Так, все верно. Действительно сросшиеся. «Примета антихриста», как сказал ему кто‑то еще в семинарии. И тогда это ему понравилось. Но сейчас об этом нельзя говорить, сейчас это клевета, ложь, он во всем совершенен – и никаких там рябинок, выбитых зубов, сросшихся пальцев.

А вообще‑то, конечно, приятный документ. Он сегодня принесет его дочери. Пусть знает, что было время, когда отец ее был самым обыкновенным грузином. С рябинками и без коренного зуба, и что он был каштановый, почти светлый.

Тут он увидел, что к нему подходит референт по делам государственной безопасности вместе с провожатым, поднялся, собрал бумаги и пошел им навстречу. И референт тоже увидел хозяина. Веселого, добродушного, улыбающегося. Он посмотрел на провожатого, и тот сразу растаял в воздухе.

Они прошли в дом, и тут хозяин быстро прошел вперед и сел за стол в маленькой комнате, примыкающей к террасе.

В такие комнаты, уютные, небольшие, с выходом на улицу, с большим мягким диваном и нешироким столом (широкий стол стоял только в его настоящем, законном кабинете), Вождь любил переселяться время от времени.

– Ну, что же он там натворил? – спросил он, усаживаясь. – Кстати, о том ли самом мы говорим? Ведь это целая семья.

– Я захватил фото тех лет, – ответил референт и раскрыл папку.

– Сын дал? – спросил хозяин, беря и рассматривая снимок.

– Сын!

Фотографию, конечно, не сын дал, ее забрали вместе с другими материалами и должны были сжечь за ненадобностью, но каким‑то чудом она сохранилась. Хозяин смотрел и улыбался. Он любил держать в руках такие осколки мира, разбитого им вдребезги. А фото, конечно, было именно таким осколком. На широком паспарту цвета голубоватого пепла с серебряным обрезом стояли и смотрели в упор на Вождя народа двое – красивый молодой грузин с острыми усами и белая ажурная сказочная красавица. А сзади них громоздилась несложная вселенная поставщика его императорского величества, его фамилия и звание золотой загогулиной вились внизу паспарту, все эти зеркала, пальмы в кадочках, пни из папье‑маше и, наконец, нарисованный на холсте дремучий лес и луна среди косматых вершин. Молодые стояли совершенно прямо. Рука невесты с букетом ландышей была опущена долу. Юноша смотрел на Вождя с выражением, в котором перемешались дикость и беспомощность. Жесткие полы его фрака резали глаза. Все это производило неясное, тревожащее и, во всяком случае, совсем не свадебное впечатление.

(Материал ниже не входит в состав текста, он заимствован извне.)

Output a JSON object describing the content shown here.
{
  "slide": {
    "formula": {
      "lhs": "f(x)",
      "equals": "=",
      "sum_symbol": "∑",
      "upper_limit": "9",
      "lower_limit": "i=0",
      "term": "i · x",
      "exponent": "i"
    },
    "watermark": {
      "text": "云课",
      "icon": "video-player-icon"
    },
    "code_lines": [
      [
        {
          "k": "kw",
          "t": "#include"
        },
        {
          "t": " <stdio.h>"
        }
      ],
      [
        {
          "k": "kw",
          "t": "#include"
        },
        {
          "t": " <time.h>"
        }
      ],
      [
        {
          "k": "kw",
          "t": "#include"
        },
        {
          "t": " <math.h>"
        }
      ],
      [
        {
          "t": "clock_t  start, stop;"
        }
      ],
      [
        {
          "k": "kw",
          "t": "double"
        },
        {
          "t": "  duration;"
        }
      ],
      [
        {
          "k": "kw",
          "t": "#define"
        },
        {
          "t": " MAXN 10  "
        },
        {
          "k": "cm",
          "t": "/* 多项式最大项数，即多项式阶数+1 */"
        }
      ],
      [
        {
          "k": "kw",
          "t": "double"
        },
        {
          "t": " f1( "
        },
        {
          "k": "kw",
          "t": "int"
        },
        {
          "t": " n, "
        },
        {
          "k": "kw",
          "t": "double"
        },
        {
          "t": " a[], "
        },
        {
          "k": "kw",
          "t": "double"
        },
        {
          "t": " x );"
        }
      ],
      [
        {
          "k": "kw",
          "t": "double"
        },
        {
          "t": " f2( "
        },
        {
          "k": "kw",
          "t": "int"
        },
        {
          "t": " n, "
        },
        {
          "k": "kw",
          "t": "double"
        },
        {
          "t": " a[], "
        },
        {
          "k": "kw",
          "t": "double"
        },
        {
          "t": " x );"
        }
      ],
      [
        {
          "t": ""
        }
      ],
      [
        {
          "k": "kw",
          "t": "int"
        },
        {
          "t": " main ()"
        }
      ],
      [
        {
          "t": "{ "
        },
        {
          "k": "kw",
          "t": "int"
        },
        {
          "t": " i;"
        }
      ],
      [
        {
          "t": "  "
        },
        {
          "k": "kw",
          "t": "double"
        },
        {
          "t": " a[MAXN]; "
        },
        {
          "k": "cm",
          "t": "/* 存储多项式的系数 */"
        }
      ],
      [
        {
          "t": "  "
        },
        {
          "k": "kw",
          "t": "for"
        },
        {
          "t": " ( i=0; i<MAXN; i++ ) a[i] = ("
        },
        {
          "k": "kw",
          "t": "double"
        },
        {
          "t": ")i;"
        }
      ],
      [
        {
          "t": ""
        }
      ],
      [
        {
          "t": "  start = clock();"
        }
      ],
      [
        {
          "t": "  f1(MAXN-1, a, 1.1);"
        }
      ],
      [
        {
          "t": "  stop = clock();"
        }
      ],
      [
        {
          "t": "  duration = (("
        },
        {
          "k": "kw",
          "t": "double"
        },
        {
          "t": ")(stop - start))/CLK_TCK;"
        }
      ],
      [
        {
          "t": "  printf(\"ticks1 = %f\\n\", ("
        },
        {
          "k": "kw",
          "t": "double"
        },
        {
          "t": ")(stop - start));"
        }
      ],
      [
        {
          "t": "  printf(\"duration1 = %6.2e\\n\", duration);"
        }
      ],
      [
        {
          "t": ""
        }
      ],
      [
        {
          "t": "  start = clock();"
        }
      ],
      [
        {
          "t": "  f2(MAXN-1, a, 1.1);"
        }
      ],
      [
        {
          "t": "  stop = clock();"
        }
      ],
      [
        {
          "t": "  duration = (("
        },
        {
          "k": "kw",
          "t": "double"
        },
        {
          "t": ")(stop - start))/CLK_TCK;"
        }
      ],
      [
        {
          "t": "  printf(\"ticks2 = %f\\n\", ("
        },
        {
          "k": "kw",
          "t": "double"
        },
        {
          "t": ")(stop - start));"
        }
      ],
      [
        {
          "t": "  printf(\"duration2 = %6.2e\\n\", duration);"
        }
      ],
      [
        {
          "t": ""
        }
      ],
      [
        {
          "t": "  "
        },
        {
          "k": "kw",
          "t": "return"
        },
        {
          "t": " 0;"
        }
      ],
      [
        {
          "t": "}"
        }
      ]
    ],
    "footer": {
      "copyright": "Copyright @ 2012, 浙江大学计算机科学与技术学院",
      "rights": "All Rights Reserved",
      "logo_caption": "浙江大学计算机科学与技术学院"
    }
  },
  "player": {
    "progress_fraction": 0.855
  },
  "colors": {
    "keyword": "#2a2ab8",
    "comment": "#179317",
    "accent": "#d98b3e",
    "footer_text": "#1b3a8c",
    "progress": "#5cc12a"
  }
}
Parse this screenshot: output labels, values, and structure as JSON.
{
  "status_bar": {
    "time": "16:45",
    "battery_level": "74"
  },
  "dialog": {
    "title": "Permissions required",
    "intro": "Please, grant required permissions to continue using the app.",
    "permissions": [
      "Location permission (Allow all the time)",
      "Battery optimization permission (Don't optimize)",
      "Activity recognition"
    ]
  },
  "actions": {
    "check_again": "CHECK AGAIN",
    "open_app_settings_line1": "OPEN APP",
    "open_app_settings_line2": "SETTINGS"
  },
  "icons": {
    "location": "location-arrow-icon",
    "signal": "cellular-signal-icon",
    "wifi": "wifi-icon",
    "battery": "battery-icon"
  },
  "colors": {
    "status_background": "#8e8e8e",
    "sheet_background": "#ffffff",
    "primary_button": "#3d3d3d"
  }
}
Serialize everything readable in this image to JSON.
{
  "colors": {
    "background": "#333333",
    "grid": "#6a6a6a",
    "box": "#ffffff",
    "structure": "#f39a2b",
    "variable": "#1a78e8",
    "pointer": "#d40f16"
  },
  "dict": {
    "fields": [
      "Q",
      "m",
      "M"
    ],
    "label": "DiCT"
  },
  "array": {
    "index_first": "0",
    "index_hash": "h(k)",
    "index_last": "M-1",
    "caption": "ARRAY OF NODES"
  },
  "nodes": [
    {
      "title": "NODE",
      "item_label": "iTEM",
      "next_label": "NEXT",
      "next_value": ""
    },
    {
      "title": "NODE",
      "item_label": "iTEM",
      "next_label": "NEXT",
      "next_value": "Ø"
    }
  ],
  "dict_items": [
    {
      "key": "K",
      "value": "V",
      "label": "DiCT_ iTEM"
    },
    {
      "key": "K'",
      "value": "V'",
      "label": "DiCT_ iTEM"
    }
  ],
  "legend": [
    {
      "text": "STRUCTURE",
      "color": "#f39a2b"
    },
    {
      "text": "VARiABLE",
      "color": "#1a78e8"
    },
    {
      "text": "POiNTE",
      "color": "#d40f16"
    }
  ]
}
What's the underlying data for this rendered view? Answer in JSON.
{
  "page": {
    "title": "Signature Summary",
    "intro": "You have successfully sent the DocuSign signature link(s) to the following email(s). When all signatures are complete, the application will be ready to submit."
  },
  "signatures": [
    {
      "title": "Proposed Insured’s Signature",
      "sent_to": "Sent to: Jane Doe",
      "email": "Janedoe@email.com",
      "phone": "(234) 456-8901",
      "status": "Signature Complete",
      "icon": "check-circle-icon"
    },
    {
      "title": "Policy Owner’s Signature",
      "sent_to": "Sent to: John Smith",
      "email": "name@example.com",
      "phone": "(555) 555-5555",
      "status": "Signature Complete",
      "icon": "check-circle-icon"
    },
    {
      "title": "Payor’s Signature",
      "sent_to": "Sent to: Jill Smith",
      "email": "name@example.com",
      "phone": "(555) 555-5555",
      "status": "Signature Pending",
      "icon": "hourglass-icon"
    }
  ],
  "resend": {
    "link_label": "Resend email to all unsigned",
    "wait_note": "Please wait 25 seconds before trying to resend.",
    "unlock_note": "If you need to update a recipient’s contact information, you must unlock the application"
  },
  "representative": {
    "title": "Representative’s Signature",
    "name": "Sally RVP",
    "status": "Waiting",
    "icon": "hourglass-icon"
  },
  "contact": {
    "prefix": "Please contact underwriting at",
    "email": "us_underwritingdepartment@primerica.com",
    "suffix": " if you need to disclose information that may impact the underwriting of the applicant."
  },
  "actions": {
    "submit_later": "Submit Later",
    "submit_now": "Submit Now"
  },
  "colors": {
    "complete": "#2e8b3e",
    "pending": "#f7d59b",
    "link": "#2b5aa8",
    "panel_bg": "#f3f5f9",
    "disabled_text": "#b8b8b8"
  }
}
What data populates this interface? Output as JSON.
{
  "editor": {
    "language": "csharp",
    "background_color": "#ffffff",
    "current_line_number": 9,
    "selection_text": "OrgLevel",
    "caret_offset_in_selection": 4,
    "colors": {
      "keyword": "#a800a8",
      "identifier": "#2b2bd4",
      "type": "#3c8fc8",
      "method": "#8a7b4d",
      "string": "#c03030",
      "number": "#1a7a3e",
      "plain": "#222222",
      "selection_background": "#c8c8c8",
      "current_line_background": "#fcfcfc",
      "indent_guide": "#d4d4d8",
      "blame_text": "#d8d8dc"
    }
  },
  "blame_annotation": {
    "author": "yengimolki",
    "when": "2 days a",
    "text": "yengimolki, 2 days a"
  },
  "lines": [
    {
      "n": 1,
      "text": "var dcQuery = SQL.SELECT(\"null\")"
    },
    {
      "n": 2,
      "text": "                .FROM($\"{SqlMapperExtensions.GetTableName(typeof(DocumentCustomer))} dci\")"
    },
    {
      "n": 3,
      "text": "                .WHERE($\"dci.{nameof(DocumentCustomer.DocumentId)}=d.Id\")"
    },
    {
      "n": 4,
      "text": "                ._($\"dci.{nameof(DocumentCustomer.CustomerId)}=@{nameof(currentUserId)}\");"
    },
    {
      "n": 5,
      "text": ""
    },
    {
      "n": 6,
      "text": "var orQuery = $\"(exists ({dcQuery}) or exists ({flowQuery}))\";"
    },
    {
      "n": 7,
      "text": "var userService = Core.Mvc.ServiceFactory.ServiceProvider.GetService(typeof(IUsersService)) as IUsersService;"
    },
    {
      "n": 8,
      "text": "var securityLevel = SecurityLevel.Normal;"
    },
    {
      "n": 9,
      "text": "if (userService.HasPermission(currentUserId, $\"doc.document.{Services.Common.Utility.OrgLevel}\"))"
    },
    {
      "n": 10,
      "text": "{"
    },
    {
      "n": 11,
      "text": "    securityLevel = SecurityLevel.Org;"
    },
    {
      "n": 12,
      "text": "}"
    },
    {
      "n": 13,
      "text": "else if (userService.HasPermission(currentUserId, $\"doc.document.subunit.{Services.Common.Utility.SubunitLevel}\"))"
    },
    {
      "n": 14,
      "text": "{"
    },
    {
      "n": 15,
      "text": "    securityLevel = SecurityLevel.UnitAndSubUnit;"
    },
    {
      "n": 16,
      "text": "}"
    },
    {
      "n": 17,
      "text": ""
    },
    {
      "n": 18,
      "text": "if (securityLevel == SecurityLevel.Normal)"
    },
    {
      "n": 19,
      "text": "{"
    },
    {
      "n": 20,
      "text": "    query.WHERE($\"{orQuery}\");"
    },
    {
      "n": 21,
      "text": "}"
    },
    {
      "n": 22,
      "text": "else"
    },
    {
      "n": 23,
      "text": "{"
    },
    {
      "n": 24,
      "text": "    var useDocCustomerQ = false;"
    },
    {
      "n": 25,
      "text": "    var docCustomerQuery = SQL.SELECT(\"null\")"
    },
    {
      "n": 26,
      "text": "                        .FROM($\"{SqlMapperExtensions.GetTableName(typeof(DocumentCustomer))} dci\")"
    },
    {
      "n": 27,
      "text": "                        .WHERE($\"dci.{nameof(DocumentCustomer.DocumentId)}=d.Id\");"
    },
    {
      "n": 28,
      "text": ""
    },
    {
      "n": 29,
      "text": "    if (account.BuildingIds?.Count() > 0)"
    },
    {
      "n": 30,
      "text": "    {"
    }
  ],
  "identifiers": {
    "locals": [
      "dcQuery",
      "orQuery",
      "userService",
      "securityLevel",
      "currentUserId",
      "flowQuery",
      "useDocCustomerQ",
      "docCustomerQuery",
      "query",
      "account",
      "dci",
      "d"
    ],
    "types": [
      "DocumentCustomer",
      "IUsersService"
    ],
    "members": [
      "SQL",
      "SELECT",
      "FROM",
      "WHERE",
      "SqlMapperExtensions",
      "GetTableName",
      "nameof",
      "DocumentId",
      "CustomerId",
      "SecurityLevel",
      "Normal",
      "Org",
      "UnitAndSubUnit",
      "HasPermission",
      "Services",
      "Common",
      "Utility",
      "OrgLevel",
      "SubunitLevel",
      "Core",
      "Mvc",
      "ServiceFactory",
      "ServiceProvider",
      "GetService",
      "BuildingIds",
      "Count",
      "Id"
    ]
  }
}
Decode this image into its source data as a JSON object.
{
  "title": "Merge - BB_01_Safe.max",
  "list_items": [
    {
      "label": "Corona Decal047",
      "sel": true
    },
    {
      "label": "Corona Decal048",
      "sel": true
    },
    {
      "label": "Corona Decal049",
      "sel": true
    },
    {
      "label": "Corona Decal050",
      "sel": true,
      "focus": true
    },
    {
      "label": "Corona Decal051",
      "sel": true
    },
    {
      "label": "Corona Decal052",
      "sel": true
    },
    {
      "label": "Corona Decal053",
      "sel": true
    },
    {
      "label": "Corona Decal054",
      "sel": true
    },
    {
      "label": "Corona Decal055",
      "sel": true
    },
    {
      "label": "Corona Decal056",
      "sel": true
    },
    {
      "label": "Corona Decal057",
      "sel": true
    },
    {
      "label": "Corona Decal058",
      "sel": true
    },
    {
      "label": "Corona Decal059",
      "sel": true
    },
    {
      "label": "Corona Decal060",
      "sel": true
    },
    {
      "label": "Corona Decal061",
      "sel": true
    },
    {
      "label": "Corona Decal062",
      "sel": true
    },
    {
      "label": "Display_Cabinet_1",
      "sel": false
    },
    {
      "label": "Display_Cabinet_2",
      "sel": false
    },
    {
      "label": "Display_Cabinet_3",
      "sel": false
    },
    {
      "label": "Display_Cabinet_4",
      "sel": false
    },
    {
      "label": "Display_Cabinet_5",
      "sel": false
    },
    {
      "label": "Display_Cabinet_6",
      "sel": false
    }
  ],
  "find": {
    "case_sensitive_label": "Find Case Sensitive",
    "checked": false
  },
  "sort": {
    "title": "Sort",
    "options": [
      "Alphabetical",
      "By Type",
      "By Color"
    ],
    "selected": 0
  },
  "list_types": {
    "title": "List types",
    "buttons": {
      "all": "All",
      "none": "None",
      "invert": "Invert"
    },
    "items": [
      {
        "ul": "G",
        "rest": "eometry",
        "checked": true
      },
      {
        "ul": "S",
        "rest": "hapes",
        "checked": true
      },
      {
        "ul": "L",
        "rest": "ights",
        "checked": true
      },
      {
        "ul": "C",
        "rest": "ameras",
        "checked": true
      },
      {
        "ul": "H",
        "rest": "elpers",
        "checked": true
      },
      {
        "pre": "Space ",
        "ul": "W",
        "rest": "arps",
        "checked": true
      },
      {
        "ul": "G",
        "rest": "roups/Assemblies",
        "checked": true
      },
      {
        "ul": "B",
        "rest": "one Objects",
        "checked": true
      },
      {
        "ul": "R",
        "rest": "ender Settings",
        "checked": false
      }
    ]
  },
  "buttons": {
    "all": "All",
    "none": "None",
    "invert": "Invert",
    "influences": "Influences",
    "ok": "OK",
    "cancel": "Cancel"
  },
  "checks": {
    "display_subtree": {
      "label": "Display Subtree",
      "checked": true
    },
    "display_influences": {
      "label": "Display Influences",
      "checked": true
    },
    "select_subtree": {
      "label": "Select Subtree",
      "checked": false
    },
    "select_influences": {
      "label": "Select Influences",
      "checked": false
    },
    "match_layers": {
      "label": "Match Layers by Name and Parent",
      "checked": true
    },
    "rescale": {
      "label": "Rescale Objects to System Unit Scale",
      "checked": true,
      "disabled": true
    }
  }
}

– Поставщик двора, а дурак, – сказал крепко хозяин, – ну зачем эти зеркала и пальмы? Это что тебе, ресторан? Караван‑сарай? Бардак? Народный дом графини Паниной? – Он положил фотографию. – Русская?

– Княжна Голицына, – ответил референт.

– Ну вот и все! – качнул он головой. – Вот и вся наша кавказская демократия! Недаром он вскоре и вышел из партии. Сын этот от нее? Да, – повторил он, обдумывая, – да, да! Красивый был человек, красивый.

Он знал, что кроме этого полукабинетного портрета в папке у референта обязательно должен лежать и другой снимок, наклеенный на тюремную учетную карточку, и на нем снят тот же самый человек, постаревший на тридцать лет, но эту фотографию лучше не смотреть.

Он отложил портрет в сторону.

– Докладывайте, – сказал он референту.

– Лагерных нарушений не числится, – сказал референт, – в бараках усиленного режима не содержался, три года назад был сактирован по поводу сердца. Последний раз лежал в больнице три месяца назад, работает в инвалидном бараке старшим дневальным.

– А выдержит? – осведомился хозяин.

– Да он не так чтобы уж очень стар, – ответил референт.

Хозяин посидел, выстукал трубку и сказал:

– Вот недавно мы тут обсуждали лесную и угольную промышленность. А затем я вызвал обоих наркомов и спросил: «Почему вы так плохо работаете, товарищи?» А они мне отвечают: «Потому что нет рабочих. Навязали нам договор с ГУЛАГом, прислали заключенных, и пошел у нас полный развал; приписки, подтасовки, прямое вредительство – и виновных не найдешь». Вот отчего это так, почему ГУЛАГ поставляет такой негодный материал? Как думаешь?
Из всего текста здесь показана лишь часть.